Social networks provide a platform that millions of people around the world use to communicate and share information on a daily basis. However, especially at a time of global crisis such as during the COVID-19 pandemic, the amount of Fake news, being shared is staggering. Global statistics indicate that 74% people are very concerned about the amount of fake news they have seen during the pandemic [4], and furthermore, studies have shown that more than 50% of all social media users have spread fake news knowingly or unknowingly [5].


Further research shows that fake news is not more likely to be shared by robots or artificial intelligence, people were found to be more likely to spread fake news [6]. A potential reason for sharing fake news is identified as our cognitive biases, more specifically our memory biases, and a phenomenon known as the “false memory effect” [7]. Additionally, there has been shown to be a large disconnect between what people believe and what types of fake news they will share, furthering the idea that people share this information irrationally [8].


The magnitude of this problem has been underscored by the World Health Organization, which categorizes the proliferation of fake news during the COVID-19 pandemic as an “Infodemic” [9]. They explicitly emphasize that an Infodemic can pose as much risk to public health and security as the virus itself.


Given the clarity the World Health Organisation provides on the enormity of this issue, along with the consideration of how easily people with the best intentions can share fake news, the development of a tool that can provide a person with an understanding of what they are reading with regard to its legitimacy and validity is vital. Furthermore, considering how fake news can be used maliciously with the intent to harm public trust and cause unrest, it is important that people have the ability to protect themselves to prevent a continued deterioration of the public’s understanding of the pandemic among other topics.

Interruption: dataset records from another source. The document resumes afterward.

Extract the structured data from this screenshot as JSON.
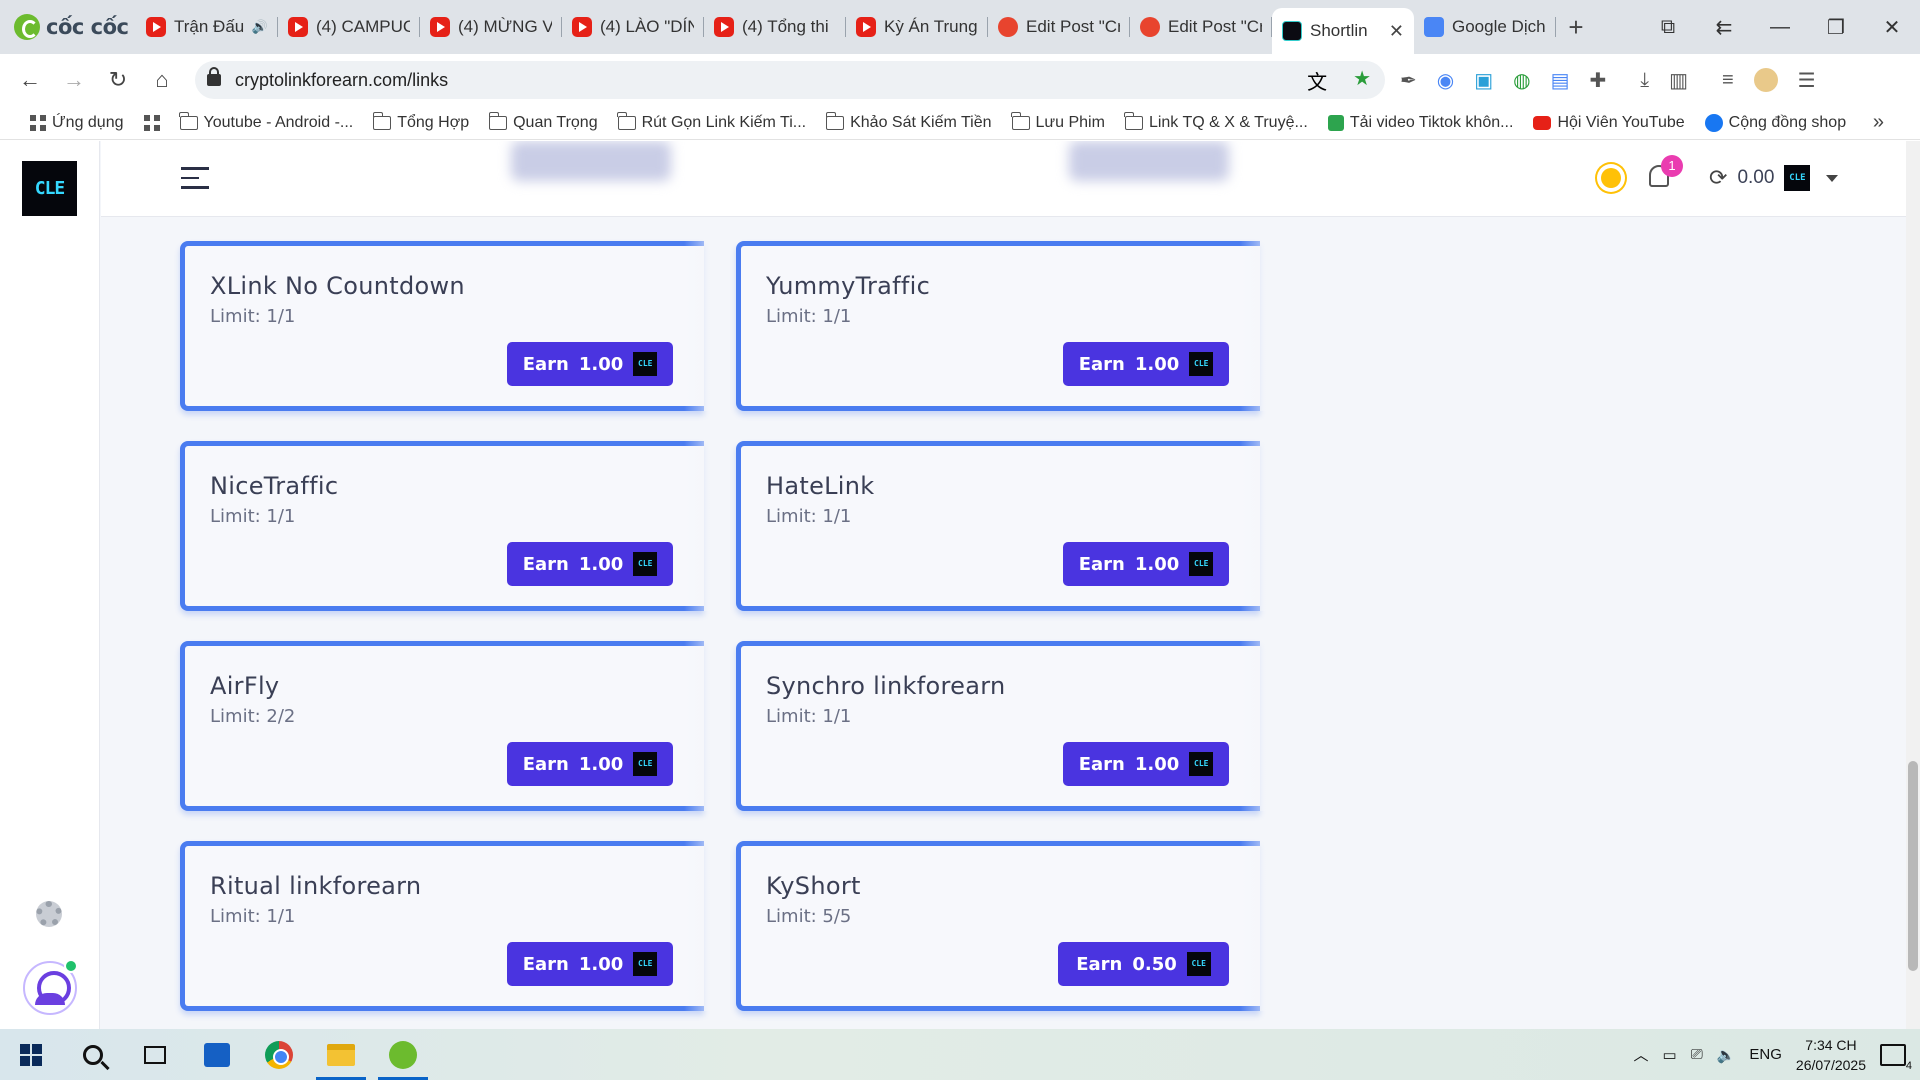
{
  "browser": {
    "brand": "cốc cốc",
    "tabs": [
      {
        "label": "Trận Đấu",
        "icon": "youtube-icon",
        "extra": "🔊"
      },
      {
        "label": "(4) CAMPUC",
        "icon": "youtube-icon"
      },
      {
        "label": "(4) MỪNG V",
        "icon": "youtube-icon"
      },
      {
        "label": "(4) LÀO \"DÍN",
        "icon": "youtube-icon"
      },
      {
        "label": "(4) Tổng thi",
        "icon": "youtube-icon"
      },
      {
        "label": "Kỳ Án Trung",
        "icon": "youtube-icon"
      },
      {
        "label": "Edit Post \"Cr",
        "icon": "wordpress-icon"
      },
      {
        "label": "Edit Post \"Cr",
        "icon": "wordpress-icon"
      },
      {
        "label": "Shortlin",
        "icon": "cle-icon",
        "active": true
      },
      {
        "label": "Google Dịch",
        "icon": "google-translate-icon"
      }
    ],
    "new_tab": "+",
    "url": "cryptolinkforearn.com/links",
    "bookmarks": [
      {
        "label": "Ứng dụng",
        "type": "apps"
      },
      {
        "label": "",
        "type": "grid"
      },
      {
        "label": "Youtube - Android -...",
        "type": "folder"
      },
      {
        "label": "Tổng Hợp",
        "type": "folder"
      },
      {
        "label": "Quan Trọng",
        "type": "folder"
      },
      {
        "label": "Rút Gọn Link Kiếm Ti...",
        "type": "folder"
      },
      {
        "label": "Khảo Sát Kiếm Tiền",
        "type": "folder"
      },
      {
        "label": "Lưu Phim",
        "type": "folder"
      },
      {
        "label": "Link TQ & X & Truyệ...",
        "type": "folder"
      },
      {
        "label": "Tải video Tiktok khôn...",
        "type": "download"
      },
      {
        "label": "Hội Viên YouTube",
        "type": "youtube"
      },
      {
        "label": "Cộng đồng shop",
        "type": "facebook"
      }
    ]
  },
  "site": {
    "logo_text": "CLE",
    "notification_count": "1",
    "balance": "0.00",
    "coin_label": "CLE",
    "earn_label": "Earn",
    "cards": [
      {
        "title": "XLink No Countdown",
        "limit": "Limit: 1/1",
        "reward": "1.00"
      },
      {
        "title": "YummyTraffic",
        "limit": "Limit: 1/1",
        "reward": "1.00"
      },
      {
        "title": "NiceTraffic",
        "limit": "Limit: 1/1",
        "reward": "1.00"
      },
      {
        "title": "HateLink",
        "limit": "Limit: 1/1",
        "reward": "1.00"
      },
      {
        "title": "AirFly",
        "limit": "Limit: 2/2",
        "reward": "1.00"
      },
      {
        "title": "Synchro linkforearn",
        "limit": "Limit: 1/1",
        "reward": "1.00"
      },
      {
        "title": "Ritual linkforearn",
        "limit": "Limit: 1/1",
        "reward": "1.00"
      },
      {
        "title": "KyShort",
        "limit": "Limit: 5/5",
        "reward": "0.50"
      }
    ]
  },
  "taskbar": {
    "language": "ENG",
    "time": "7:34 CH",
    "date": "26/07/2025",
    "notifications": "4"
  }
}
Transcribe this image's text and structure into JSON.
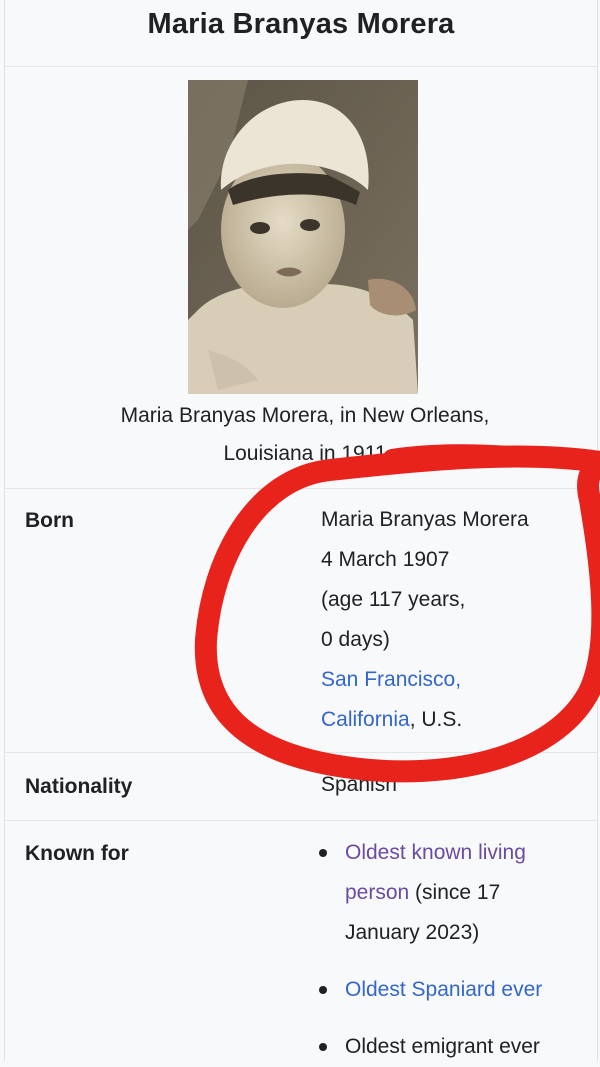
{
  "infobox": {
    "title": "Maria Branyas Morera",
    "image_alt": "Photo of Maria Branyas Morera as a child",
    "caption_line1": "Maria Branyas Morera, in New Orleans,",
    "caption_line2": "Louisiana in 1911"
  },
  "born": {
    "label": "Born",
    "name": "Maria Branyas Morera",
    "date": "4 March 1907",
    "age_line1": "(age 117 years,",
    "age_line2": "0 days)",
    "place_link1": "San Francisco,",
    "place_link2": "California",
    "place_suffix": ", U.S."
  },
  "nationality": {
    "label": "Nationality",
    "value": "Spanish"
  },
  "known_for": {
    "label": "Known for",
    "items": [
      {
        "link_line1": "Oldest known living",
        "link_line2": "person",
        "text": " (since 17",
        "text2": "January 2023)"
      },
      {
        "link": "Oldest Spaniard ever"
      },
      {
        "text": "Oldest emigrant ever"
      }
    ]
  },
  "colors": {
    "link": "#3366cc",
    "visited_link": "#6b4ba1",
    "annotation": "#e8231c",
    "background": "#f8f9fa"
  }
}
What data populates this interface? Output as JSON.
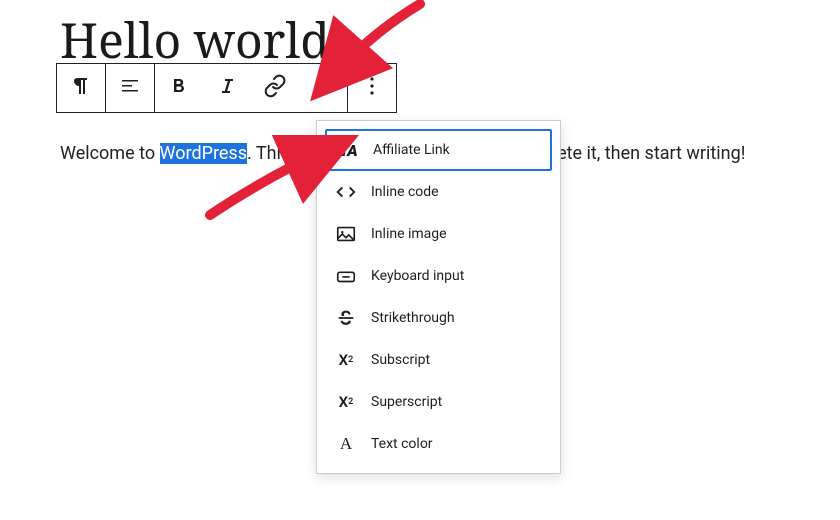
{
  "title": "Hello world!",
  "paragraph": {
    "pre": "Welcome to ",
    "highlight": "WordPress",
    "mid": ". This",
    "post": "elete it, then start writing!"
  },
  "dropdown": {
    "items": [
      {
        "label": "Affiliate Link",
        "highlight": true
      },
      {
        "label": "Inline code"
      },
      {
        "label": "Inline image"
      },
      {
        "label": "Keyboard input"
      },
      {
        "label": "Strikethrough"
      },
      {
        "label": "Subscript"
      },
      {
        "label": "Superscript"
      },
      {
        "label": "Text color"
      }
    ]
  }
}
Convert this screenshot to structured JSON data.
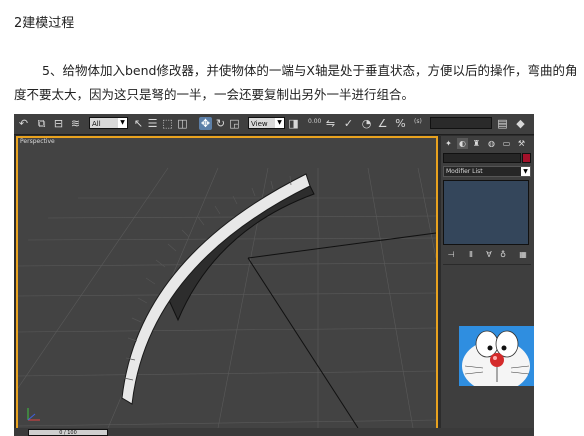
{
  "article": {
    "heading": "2建模过程",
    "paragraph": "5、给物体加入bend修改器，并使物体的一端与X轴是处于垂直状态，方便以后的操作，弯曲的角度不要太大，因为这只是弩的一半，一会还要复制出另外一半进行组合。"
  },
  "toolbar": {
    "selection_filter": "All",
    "ref_coord": "View",
    "spinner_value": "0.00"
  },
  "viewport": {
    "label": "Perspective",
    "border_color": "#e8a21f"
  },
  "command_panel": {
    "modifier_list_label": "Modifier List",
    "object_color": "#a4112a"
  },
  "status_bar": {
    "time_slider": "0 / 100"
  },
  "icons": [
    "undo-icon",
    "link-icon",
    "unlink-icon",
    "bind-space-warp-icon",
    "select-icon",
    "select-by-name-icon",
    "region-select-icon",
    "window-crossing-icon",
    "move-icon",
    "rotate-icon",
    "scale-icon",
    "pivot-icon",
    "mirror-icon",
    "align-icon",
    "snap-icon",
    "angle-snap-icon",
    "percent-snap-icon",
    "spinner-snap-icon",
    "named-selection-icon",
    "layers-icon",
    "curve-editor-icon",
    "render-setup-icon",
    "render-icon",
    "create-tab-icon",
    "modify-tab-icon",
    "hierarchy-tab-icon",
    "motion-tab-icon",
    "display-tab-icon",
    "utilities-tab-icon",
    "pin-stack-icon",
    "show-end-result-icon",
    "make-unique-icon",
    "remove-modifier-icon",
    "configure-modifier-sets-icon",
    "axis-tripod-icon"
  ]
}
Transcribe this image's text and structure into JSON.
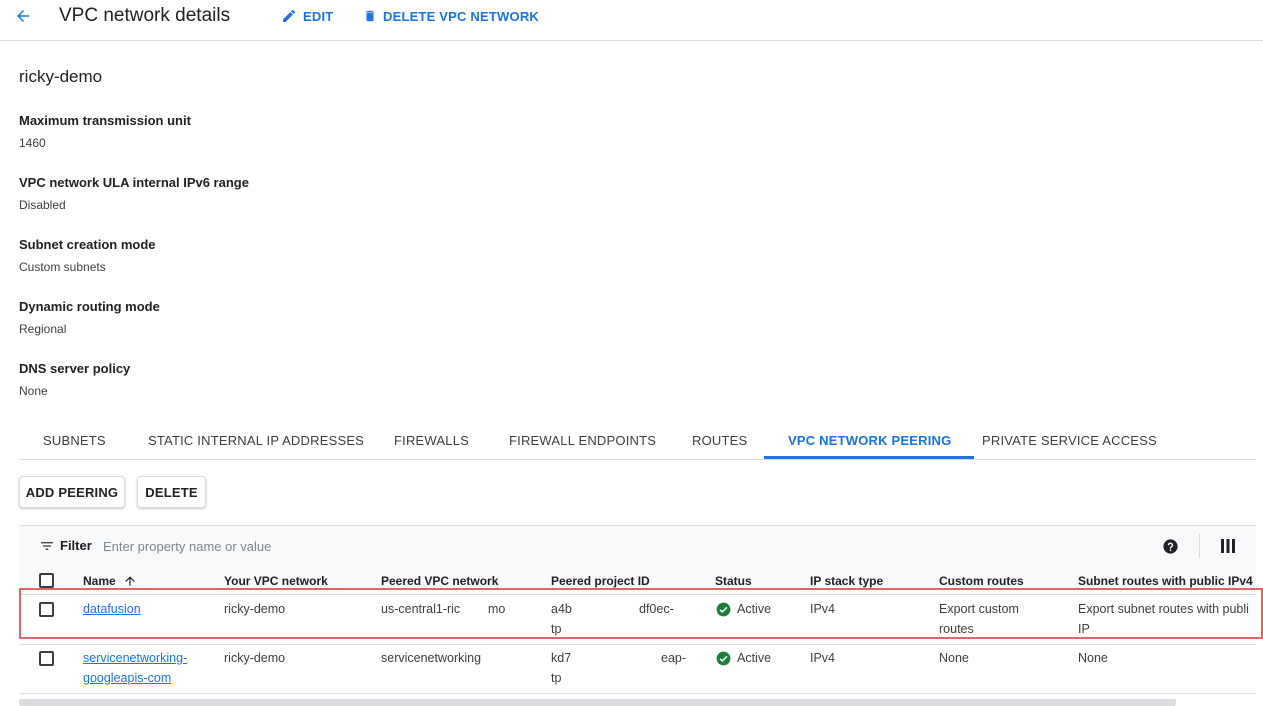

Significant research has been conducted in this area recently, with machine learning (ML) approaches being the most widely implemented [2]. Incorporating explainability [10] could further allow us to trace the predictions generated by these ML approaches, in particular deep learning (DL) models which are considered as “black box”, and provide a contextual Therefore, explainability in fake news detection could significantly increase user trust [11] and would provide a concrete understanding to the user why an article is fake and could potentially lead to a reduction in the sharing of fake news.


Fig. 1: Word clouds generated from COVID-19 news datasets


This paper aims to develop an explainability tool/application that is embedded directly into a Google Chrome extension. In particular, this paper makes the following three major contributions:


• We have conducted an extensive empirical evaluation of state-of-the-art ML algorithms to train a fake news classification model using two different datasets with seven configurations.


• We have identified the most prominent explainability techniques and discussed their suitability for developing a web-based application.


• We have implemented a web application as a Google Chrome extension using the best-performed ML model and the most suitable explainability technique to demonstrate the suitability and usefulness of our approach.